Just wanna know if you heard some of my stuff, If you hate it, like it, I can take criticism, I like hearing everything about my music, I swear


----------



## nobuyuki (Jul 16, 2008)

I heard some of it a while back,  iirc most of it sounded heavily sampled.  I forget, are you a turntablist or something like that?  The music sounded very experimental


----------



## Baddwill (Jul 16, 2008)

nobuyuki said:


> I heard some of it a while back, iirc most of it sounded heavily sampled. I forget, are you a turntablist or something like that? The music sounded very experimental


 
I'm not a turntablist, I only sample from records and chopp them up, But I sure wish I was a turntablist! I mostly make Hip Hop beats, but yeah I like to experiment sometimes.

Thanks for replying!


----------



## rocrocroc (Jul 17, 2008)

Yeah I've heard of BaddWill. Killed 3 guys in self-defense and drops mad beats.

Crazy mothafucka!


----------



## Ak-Nolij (Jul 18, 2008)

WWWIIIIIIILLLLLLLL! Haven't seen you for a minute. How's things???


----------



## kalibration ltd (Jul 18, 2008)

Not my kinda music, but damn if you're not amazing at it!

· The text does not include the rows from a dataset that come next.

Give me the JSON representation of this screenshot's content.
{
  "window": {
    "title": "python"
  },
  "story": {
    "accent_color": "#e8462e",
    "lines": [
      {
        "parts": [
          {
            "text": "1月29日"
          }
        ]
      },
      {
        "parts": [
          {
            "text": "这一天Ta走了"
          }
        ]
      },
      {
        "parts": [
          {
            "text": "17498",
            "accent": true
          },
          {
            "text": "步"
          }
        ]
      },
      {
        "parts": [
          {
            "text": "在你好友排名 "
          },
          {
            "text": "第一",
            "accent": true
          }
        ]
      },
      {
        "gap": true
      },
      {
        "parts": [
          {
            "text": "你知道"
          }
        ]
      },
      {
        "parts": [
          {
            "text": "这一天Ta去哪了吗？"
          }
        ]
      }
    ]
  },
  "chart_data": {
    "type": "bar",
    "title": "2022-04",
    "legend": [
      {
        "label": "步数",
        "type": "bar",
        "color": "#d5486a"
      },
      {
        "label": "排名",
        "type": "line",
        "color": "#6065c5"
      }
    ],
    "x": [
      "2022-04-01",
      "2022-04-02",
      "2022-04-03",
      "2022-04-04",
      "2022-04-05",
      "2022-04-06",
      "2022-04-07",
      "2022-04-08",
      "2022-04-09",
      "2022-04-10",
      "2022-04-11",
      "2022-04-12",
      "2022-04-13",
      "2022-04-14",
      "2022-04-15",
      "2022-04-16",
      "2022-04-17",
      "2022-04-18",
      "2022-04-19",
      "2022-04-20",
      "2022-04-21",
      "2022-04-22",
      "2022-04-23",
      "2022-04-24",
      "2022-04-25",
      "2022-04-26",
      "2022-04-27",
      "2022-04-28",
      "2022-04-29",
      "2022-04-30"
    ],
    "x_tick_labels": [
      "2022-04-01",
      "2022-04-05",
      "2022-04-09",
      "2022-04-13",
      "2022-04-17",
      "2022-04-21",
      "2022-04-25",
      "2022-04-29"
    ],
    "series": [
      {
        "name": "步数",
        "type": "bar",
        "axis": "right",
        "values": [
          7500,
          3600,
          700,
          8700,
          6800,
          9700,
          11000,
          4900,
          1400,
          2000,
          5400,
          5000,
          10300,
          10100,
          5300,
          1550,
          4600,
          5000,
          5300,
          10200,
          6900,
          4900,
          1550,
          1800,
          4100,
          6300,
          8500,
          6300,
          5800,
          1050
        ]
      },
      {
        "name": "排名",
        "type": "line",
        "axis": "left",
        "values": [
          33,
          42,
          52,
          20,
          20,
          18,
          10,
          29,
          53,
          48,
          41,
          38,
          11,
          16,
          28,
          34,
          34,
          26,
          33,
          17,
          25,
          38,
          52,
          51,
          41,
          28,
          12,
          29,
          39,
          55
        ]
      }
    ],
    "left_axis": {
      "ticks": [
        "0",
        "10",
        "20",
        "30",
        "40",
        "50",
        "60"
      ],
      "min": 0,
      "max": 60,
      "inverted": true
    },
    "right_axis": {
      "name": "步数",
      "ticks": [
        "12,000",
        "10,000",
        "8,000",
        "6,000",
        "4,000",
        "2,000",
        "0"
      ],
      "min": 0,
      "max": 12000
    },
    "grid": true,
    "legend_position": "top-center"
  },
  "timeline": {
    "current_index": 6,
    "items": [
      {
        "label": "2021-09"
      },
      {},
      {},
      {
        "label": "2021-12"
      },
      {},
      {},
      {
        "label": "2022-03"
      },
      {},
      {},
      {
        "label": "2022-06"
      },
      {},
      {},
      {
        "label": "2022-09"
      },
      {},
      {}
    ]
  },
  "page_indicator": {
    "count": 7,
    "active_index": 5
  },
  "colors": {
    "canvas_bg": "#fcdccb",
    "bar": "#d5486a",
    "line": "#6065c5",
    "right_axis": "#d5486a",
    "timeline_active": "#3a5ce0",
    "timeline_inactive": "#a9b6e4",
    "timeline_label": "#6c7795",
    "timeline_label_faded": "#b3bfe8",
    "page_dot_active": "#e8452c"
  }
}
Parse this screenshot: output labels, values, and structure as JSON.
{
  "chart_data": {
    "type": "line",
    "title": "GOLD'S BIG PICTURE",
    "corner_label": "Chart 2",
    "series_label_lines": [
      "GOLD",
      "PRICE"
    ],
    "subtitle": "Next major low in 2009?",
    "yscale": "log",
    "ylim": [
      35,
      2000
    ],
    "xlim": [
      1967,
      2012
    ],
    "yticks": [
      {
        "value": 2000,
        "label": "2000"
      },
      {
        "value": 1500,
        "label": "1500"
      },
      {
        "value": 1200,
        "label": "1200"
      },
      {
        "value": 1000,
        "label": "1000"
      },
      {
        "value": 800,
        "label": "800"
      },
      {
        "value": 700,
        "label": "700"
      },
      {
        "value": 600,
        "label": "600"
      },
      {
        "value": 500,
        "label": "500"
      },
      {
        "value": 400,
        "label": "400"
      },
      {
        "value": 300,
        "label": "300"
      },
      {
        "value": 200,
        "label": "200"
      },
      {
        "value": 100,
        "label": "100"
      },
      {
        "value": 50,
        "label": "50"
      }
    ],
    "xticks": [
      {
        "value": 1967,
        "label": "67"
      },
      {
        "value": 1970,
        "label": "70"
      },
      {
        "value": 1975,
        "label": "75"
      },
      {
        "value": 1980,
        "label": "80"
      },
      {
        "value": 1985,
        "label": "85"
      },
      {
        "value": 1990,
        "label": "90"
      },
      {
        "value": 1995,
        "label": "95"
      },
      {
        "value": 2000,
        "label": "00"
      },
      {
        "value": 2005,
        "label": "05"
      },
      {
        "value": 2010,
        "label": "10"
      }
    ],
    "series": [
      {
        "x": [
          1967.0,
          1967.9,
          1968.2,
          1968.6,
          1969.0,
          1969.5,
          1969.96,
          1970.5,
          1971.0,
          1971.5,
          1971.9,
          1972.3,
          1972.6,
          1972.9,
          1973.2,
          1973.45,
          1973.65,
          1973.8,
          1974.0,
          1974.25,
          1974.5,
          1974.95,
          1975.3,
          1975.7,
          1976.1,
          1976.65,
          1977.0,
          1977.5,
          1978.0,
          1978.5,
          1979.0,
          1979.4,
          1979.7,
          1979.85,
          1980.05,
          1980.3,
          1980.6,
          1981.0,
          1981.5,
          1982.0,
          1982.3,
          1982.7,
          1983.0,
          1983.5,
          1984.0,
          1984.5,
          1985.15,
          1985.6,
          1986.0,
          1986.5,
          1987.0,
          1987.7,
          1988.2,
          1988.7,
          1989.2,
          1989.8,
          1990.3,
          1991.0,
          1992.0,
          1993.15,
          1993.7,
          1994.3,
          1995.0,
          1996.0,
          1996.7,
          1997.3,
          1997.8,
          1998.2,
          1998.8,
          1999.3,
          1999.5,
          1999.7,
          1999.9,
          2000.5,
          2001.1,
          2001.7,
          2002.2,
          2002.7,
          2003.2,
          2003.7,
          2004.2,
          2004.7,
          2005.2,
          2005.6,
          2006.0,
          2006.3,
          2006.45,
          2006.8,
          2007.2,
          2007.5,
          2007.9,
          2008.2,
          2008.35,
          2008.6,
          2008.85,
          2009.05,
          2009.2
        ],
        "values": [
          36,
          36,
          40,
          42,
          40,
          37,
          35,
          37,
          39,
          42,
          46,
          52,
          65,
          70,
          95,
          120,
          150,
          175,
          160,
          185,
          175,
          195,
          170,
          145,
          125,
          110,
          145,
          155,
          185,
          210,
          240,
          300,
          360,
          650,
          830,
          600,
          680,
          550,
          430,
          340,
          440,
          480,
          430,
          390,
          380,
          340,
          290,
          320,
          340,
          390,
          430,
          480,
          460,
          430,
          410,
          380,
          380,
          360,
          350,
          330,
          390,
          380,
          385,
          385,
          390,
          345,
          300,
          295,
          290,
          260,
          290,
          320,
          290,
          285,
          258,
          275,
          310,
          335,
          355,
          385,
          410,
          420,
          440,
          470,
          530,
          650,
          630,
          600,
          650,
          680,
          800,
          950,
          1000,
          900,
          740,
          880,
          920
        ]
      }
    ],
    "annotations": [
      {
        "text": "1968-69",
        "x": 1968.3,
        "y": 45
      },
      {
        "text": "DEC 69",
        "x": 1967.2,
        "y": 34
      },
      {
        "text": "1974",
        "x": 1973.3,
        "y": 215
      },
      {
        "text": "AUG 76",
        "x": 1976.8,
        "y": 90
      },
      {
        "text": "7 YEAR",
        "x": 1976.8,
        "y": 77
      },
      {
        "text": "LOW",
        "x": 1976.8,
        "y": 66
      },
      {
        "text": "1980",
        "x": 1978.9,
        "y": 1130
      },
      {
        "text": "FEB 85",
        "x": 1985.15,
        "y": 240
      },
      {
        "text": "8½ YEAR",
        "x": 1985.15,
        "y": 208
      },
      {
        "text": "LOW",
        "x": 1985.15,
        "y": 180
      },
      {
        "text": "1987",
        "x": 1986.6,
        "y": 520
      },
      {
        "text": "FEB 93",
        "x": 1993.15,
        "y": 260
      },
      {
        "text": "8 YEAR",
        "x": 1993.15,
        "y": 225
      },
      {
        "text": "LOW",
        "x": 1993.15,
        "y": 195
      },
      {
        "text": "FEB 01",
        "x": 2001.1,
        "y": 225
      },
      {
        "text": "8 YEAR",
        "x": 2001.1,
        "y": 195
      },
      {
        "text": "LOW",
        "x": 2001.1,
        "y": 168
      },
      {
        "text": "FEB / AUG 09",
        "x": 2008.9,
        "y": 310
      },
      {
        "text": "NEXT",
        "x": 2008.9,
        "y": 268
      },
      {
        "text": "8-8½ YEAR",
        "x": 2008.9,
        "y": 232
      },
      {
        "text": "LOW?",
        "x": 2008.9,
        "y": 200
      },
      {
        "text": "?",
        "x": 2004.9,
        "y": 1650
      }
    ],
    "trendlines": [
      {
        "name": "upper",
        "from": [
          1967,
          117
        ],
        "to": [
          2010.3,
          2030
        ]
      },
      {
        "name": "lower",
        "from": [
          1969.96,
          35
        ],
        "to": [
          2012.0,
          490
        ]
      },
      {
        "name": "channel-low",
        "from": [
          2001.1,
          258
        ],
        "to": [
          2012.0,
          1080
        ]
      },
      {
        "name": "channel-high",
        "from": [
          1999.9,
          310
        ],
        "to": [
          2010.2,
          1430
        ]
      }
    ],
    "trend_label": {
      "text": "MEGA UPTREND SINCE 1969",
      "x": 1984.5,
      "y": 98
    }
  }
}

I can appreciate stuff even that I'm not really into, and you got talent for sure.


----------



## Baddwill (Jul 18, 2008)

yeauhhhhhhhh Lol!!


----------



## Baddwill (Jul 18, 2008)

kalibration ltd said:


> Not my kinda music, but damn if you're not amazing at it!
> 
> I can appreciate stuff even that I'm not really into, and you got talent for sure.


 
Thank you!, Maybe I can incorperate  something you like into my composissions  but just the fact that you appreciate and see the work put into it even though it's not the type of music you like,It gives me a good sign of how people are gonna react to my music.


----------



## Baddwill (Jul 18, 2008)

Ak-Nolij said:


> WWWIIIIIIILLLLLLLL! Haven't seen you for a minute. How's things???


 
Been great! Just got home from diggin' at the record shop!!, Working on beats and thinking of a master plan! 

What's good with you fam? Working on the beats and artwork?


----------